Peiwei Hu (Institute of Information Engineering, Chinese Academy of Sciences, Beijing, China), Ruigang Liang (Institute of Information Engineering, Chinese Academy of Sciences, Beijing, China), Kai Chen (Institute of Information Engineering, Chinese Academy of Sciences, China)

Reverse engineering is essential in malware analysis, vulnerability discovery, etc. Decompilers assist the reverse engineers by lifting the assembly to the high-level programming language, which highly boosts binary comprehension. However, decompilers suffer from problems such as meaningless variable names, redundant variables, and lacking comments describing the purpose of the code. Previous studies have shown promising performance in refining the decompiler output by training the models with huge datasets containing various decompiler outputs. However, even datasets that take much time to construct cover limited binaries in the real world. The performance degrades severely facing the binary migration.

In this paper, we present DeGPT, an end-to-end framework aiming to optimize the decompiler output to improve its readability and simplicity and further assist the reverse engineers in understanding the binaries better.

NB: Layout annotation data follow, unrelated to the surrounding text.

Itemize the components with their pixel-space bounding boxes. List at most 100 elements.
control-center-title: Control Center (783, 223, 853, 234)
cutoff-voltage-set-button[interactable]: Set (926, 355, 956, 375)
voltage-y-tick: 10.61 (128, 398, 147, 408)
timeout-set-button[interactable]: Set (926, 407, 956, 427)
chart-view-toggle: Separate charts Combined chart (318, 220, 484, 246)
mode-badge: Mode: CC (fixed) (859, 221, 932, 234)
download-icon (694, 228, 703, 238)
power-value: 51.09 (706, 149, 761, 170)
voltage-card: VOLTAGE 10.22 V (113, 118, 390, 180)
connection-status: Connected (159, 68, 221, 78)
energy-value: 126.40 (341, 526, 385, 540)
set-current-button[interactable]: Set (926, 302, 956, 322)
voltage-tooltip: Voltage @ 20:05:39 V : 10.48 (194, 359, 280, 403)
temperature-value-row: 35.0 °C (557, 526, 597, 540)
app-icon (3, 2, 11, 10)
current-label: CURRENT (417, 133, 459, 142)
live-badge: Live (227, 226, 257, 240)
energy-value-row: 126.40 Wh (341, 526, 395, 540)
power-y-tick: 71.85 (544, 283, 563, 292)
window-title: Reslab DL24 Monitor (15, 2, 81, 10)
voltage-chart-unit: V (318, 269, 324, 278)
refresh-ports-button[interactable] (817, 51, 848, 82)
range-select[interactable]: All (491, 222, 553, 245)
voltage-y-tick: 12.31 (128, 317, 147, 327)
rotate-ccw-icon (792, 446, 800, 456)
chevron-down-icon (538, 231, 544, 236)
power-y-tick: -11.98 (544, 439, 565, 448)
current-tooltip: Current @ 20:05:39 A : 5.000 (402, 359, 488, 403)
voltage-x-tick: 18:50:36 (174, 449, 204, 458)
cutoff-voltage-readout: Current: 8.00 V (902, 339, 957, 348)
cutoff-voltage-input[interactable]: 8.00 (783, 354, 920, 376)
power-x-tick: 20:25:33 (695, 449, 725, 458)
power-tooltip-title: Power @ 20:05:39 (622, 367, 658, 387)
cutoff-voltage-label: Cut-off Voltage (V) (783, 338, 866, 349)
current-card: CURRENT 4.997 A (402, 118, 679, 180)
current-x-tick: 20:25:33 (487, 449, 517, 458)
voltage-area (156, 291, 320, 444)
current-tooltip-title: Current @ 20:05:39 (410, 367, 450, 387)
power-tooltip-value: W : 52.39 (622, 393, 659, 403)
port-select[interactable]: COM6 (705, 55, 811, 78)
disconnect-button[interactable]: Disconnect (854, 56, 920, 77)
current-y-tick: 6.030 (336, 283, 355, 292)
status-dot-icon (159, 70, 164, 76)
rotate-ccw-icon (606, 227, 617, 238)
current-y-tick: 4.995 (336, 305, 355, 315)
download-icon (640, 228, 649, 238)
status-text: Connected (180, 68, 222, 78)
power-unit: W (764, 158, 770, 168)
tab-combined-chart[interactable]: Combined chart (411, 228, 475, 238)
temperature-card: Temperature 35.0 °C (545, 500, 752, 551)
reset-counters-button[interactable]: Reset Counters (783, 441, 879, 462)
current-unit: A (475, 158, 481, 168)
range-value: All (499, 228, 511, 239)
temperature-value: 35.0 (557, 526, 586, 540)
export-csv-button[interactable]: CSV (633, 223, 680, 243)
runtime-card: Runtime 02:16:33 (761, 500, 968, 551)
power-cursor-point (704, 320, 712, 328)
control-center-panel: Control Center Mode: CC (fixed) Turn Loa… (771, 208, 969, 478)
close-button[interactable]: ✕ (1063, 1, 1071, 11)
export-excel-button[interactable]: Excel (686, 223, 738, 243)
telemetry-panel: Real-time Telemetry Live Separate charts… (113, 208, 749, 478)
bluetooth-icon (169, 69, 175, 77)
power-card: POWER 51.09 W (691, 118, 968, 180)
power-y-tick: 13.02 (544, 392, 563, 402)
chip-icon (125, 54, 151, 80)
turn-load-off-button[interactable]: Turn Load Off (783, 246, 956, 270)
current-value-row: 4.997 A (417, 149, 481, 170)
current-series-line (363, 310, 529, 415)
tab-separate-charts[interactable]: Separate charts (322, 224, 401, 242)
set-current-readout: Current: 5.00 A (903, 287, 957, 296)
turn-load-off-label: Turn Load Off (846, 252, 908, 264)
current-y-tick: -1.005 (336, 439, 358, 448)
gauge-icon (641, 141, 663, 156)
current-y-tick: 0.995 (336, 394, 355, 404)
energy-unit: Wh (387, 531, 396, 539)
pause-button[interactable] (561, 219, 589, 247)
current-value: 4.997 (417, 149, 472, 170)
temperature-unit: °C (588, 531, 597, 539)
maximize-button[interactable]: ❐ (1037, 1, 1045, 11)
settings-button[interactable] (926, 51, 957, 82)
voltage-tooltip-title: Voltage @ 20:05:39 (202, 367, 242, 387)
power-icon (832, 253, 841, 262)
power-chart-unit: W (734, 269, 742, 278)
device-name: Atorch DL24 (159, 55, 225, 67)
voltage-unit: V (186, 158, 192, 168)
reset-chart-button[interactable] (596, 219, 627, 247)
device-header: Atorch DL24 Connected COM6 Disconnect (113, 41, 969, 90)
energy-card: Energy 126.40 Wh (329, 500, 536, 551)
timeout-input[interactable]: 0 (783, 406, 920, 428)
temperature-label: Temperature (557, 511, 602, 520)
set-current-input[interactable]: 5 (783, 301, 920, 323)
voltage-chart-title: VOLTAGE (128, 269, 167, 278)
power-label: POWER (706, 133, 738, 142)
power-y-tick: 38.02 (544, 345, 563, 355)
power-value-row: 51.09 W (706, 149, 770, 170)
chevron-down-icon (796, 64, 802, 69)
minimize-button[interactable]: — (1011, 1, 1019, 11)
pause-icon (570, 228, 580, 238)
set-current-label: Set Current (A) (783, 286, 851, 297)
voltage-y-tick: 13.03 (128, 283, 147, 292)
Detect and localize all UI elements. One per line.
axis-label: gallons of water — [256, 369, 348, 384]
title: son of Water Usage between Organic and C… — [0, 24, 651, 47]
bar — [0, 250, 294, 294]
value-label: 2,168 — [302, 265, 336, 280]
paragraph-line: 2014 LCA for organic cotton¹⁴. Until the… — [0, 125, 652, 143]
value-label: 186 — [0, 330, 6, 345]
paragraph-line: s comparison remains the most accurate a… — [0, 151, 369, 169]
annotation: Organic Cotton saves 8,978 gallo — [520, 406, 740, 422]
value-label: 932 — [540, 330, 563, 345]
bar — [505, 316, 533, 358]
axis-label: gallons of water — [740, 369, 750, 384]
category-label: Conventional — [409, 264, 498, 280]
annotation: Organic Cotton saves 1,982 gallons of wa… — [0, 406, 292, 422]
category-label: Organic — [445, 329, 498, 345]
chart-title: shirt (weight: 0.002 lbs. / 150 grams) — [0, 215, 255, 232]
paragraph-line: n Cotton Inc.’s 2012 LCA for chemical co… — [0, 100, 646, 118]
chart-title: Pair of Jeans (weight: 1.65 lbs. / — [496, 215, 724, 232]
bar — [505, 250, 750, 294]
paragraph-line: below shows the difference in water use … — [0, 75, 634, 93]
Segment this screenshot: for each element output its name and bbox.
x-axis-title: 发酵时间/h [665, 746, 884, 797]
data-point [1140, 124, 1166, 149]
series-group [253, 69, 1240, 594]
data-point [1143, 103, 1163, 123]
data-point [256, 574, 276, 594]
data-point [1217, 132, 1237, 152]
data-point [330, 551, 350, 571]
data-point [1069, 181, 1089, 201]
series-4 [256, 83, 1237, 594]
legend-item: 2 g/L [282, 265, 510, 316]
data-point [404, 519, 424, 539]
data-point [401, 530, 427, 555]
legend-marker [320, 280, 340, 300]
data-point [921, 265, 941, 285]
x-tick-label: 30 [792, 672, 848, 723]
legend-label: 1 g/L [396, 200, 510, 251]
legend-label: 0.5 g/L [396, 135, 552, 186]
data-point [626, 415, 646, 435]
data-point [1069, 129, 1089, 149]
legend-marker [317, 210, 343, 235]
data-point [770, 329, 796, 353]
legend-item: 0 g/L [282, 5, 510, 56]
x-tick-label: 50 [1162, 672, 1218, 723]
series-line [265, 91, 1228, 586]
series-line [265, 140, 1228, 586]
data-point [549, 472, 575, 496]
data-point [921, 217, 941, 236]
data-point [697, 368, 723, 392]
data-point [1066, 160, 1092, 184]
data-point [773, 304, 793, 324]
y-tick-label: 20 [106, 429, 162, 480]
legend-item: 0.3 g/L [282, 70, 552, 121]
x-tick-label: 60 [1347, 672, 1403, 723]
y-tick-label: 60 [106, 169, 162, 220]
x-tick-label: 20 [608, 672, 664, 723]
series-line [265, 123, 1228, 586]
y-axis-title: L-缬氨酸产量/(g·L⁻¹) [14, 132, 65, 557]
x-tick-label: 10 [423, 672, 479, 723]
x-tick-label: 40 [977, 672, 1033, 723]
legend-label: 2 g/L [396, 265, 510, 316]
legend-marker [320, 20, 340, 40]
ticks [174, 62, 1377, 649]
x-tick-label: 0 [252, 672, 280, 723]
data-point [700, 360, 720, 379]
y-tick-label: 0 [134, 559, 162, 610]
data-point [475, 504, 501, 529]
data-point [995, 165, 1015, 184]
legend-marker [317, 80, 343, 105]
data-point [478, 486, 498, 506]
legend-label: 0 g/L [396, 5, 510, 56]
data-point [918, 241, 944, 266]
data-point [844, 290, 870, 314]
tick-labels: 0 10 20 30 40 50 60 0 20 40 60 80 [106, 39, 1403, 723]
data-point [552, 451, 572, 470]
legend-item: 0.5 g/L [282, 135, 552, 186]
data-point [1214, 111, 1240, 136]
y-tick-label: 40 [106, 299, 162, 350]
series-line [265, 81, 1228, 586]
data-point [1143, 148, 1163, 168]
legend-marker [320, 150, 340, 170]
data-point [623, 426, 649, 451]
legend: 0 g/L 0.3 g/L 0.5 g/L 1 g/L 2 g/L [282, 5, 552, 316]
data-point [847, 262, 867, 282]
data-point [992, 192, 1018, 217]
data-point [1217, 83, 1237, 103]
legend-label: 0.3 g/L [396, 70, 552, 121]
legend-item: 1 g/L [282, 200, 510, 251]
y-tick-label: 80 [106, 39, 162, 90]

The Large Language Model (LLM) can mitigate performance degradation with its extraordinary ability endowed by large model size and training set containing rich multi-modal data. However, its potential is difficult to unlock through one-shot use. Thus, we propose the three-role mechanism, which includes referee (R_ref), advisor (R_adv), and operator (R_ope), to adapt the LLM to our optimization tasks. Specifically, R_ref provides the optimization scheme for the target decompiler output, while R_adv gives the rectification measures based on the scheme, and R_ope inspects whether the optimization changes the original function semantics and concludes the final verdict about whether to accept the optimizations. We evaluate DeGPT on the datasets containing decompiler outputs of various software, such as the practical command line tools, malware, a library for audio processing, and implementations of algorithms. The experimental results show that even on the output of the current top-level decompiler (Ghidra), DeGPT can achieve 24.4% reduction in the cognitive burden of understanding the decompiler outputs and provide comments of which 62.9% can provide practical semantics for the reverse engineers to help the understanding of binaries. Our user surveys also show that the optimizations can significantly simplify the code and add helpful semantic information (variable names and comments), facilitating a quick and accurate understanding of the binary.